Accessibility - Keeping the Site Accessible to All
Accessibility is Important!
The Western website is visited and used by a diverse group of people from around the globe. Some of our users have visual or motor skill impairments and utilize assistive technologies such as screen readers and text-only browsers; others view our pages using outmoded technologies and slow connection speeds. Increasingly, users are coming to our websites using mobile devices of varying size and capability. As such, it is important that web developers and content make their pages accessible to the greatest number of people possible.
Constructing pages within the Drupal CMS will assist editors in creating accessible content by prompting them for “alt” tags, for example. The templates within Drupal have been designed to meet level one of the WC3 Web Content Accessibility Guidelines. All web editors should familiarize themselves with these standards and attempt to maintain at least this level of accessibility.

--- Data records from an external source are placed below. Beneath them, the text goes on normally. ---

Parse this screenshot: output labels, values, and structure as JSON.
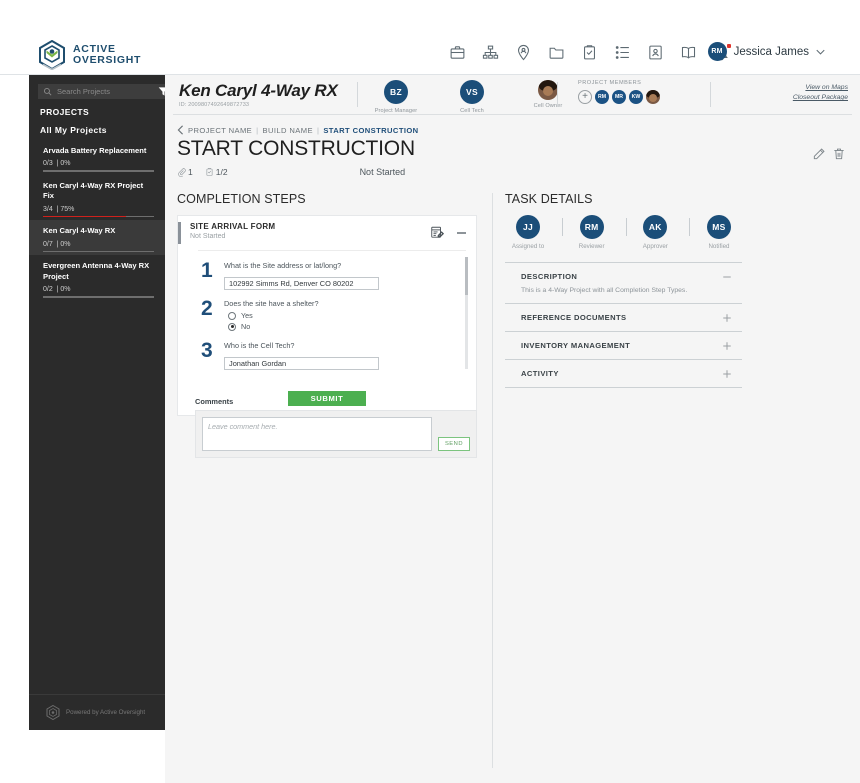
{
  "brand": {
    "line1": "ACTIVE",
    "line2": "OVERSIGHT",
    "logo_icon": "hexagon-shield-logo"
  },
  "topnav": {
    "icons": [
      {
        "name": "briefcase-icon",
        "label": "Briefcase"
      },
      {
        "name": "org-chart-icon",
        "label": "Org Chart"
      },
      {
        "name": "map-pin-person-icon",
        "label": "Site Locator"
      },
      {
        "name": "folder-icon",
        "label": "Folders"
      },
      {
        "name": "clipboard-check-icon",
        "label": "Tasks"
      },
      {
        "name": "list-icon",
        "label": "Lists"
      },
      {
        "name": "contact-card-icon",
        "label": "Contacts"
      },
      {
        "name": "book-icon",
        "label": "Library"
      },
      {
        "name": "bell-icon",
        "label": "Notifications",
        "badge": true
      }
    ],
    "user": {
      "initials": "RM",
      "name": "Jessica James",
      "caret_icon": "chevron-down-icon"
    }
  },
  "sidebar": {
    "search": {
      "placeholder": "Search Projects",
      "value": "",
      "icon": "search-icon"
    },
    "filter": {
      "icon": "filter-icon",
      "has_badge": true
    },
    "heading": "PROJECTS",
    "subheading": "All My Projects",
    "projects": [
      {
        "name": "Arvada Battery Replacement",
        "count": "0/3",
        "percent": "0%",
        "progress": 0,
        "active": false
      },
      {
        "name": "Ken Caryl 4-Way RX Project Fix",
        "count": "3/4",
        "percent": "75%",
        "progress": 75,
        "active": false
      },
      {
        "name": "Ken Caryl 4-Way RX",
        "count": "0/7",
        "percent": "0%",
        "progress": 0,
        "active": true
      },
      {
        "name": "Evergreen Antenna 4-Way RX Project",
        "count": "0/2",
        "percent": "0%",
        "progress": 0,
        "active": false
      }
    ],
    "footer": {
      "text": "Powered by Active Oversight",
      "icon": "hexagon-logo-icon"
    }
  },
  "project_header": {
    "name": "Ken Caryl 4-Way RX",
    "id": "ID: 2009807492649872733",
    "roles": [
      {
        "initials": "BZ",
        "label": "Project Manager",
        "type": "initials"
      },
      {
        "initials": "VS",
        "label": "Cell Tech",
        "type": "initials"
      },
      {
        "initials": "",
        "label": "Cell Owner",
        "type": "photo"
      }
    ],
    "members_label": "PROJECT MEMBERS",
    "members": [
      {
        "initials": "RM",
        "type": "initials"
      },
      {
        "initials": "MR",
        "type": "initials"
      },
      {
        "initials": "KW",
        "type": "initials"
      },
      {
        "initials": "",
        "type": "photo"
      }
    ],
    "add_member_icon": "plus-circle-icon",
    "links": [
      "View on Maps",
      "Closeout Package"
    ]
  },
  "breadcrumb": {
    "back_icon": "chevron-left-icon",
    "items": [
      "PROJECT NAME",
      "BUILD NAME",
      "START CONSTRUCTION"
    ],
    "separator": "|"
  },
  "page": {
    "title": "START CONSTRUCTION",
    "attachments_icon": "paperclip-icon",
    "attachments_count": "1",
    "checklist_icon": "clipboard-check-icon",
    "checklist_count": "1/2",
    "status": "Not Started",
    "edit_icon": "pencil-icon",
    "delete_icon": "trash-icon"
  },
  "completion_steps": {
    "heading": "COMPLETION STEPS",
    "step": {
      "name": "SITE ARRIVAL FORM",
      "status": "Not Started",
      "form_icon": "form-edit-icon",
      "collapse_icon": "minus-icon",
      "questions": [
        {
          "number": "1",
          "label": "What is the Site address or lat/long?",
          "type": "text",
          "value": "102992 Simms Rd, Denver CO 80202"
        },
        {
          "number": "2",
          "label": "Does the site have a shelter?",
          "type": "radio",
          "options": [
            {
              "label": "Yes",
              "selected": false
            },
            {
              "label": "No",
              "selected": true
            }
          ]
        },
        {
          "number": "3",
          "label": "Who is the Cell Tech?",
          "type": "text",
          "value": "Jonathan Gordan"
        }
      ],
      "submit_label": "SUBMIT"
    }
  },
  "comments": {
    "label": "Comments",
    "placeholder": "Leave comment here.",
    "value": "",
    "send_label": "SEND"
  },
  "task_details": {
    "heading": "TASK DETAILS",
    "people": [
      {
        "initials": "JJ",
        "role": "Assigned to"
      },
      {
        "initials": "RM",
        "role": "Reviewer"
      },
      {
        "initials": "AK",
        "role": "Approver"
      },
      {
        "initials": "MS",
        "role": "Notified"
      }
    ],
    "sections": [
      {
        "title": "DESCRIPTION",
        "expanded": true,
        "toggle_icon": "minus-icon",
        "body": "This is a 4-Way Project with all Completion Step Types."
      },
      {
        "title": "REFERENCE DOCUMENTS",
        "expanded": false,
        "toggle_icon": "plus-icon",
        "body": ""
      },
      {
        "title": "INVENTORY MANAGEMENT",
        "expanded": false,
        "toggle_icon": "plus-icon",
        "body": ""
      },
      {
        "title": "ACTIVITY",
        "expanded": false,
        "toggle_icon": "plus-icon",
        "body": ""
      }
    ]
  },
  "colors": {
    "brand_blue": "#1f4e6e",
    "accent_blue": "#1b4e79",
    "sidebar_bg": "#2b2b2b",
    "progress_red": "#d0211c",
    "submit_green": "#4caf50",
    "canvas_bg": "#f5f5f5"
  }
}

More information on accessibility:
- World Wide Web Consortium (WC3) Web Accessibility Initiative: http://www.w3.org/WAI/
- Web AIM (Accessibility In Mind): Introduction to Web Accessibility- http://www.webaim.org/intro/
- WC3 Resources: http://www.w3.org/WAI/Resources/
- WC3: http://www.w3.org
- Web Standards Project - http://www.webstandards.org/
What guidelines are there to ensure the site is accessible?
- Include a description anytime you post an image, movie, or other content that can't be accessed by a screen-reader.
- Avoid flashing images and flashing text.
- Ensure any time-dependent multimedia content can be stopped and started by the user.
- Include closed-captions with video content whenever possible.
- Include transcripts of audio content whenever possible.
- Format your text so it has good contrast against the background of your page.
- Don't use images to display text. If you must (ie, for a logo), include the image text in the alt tag.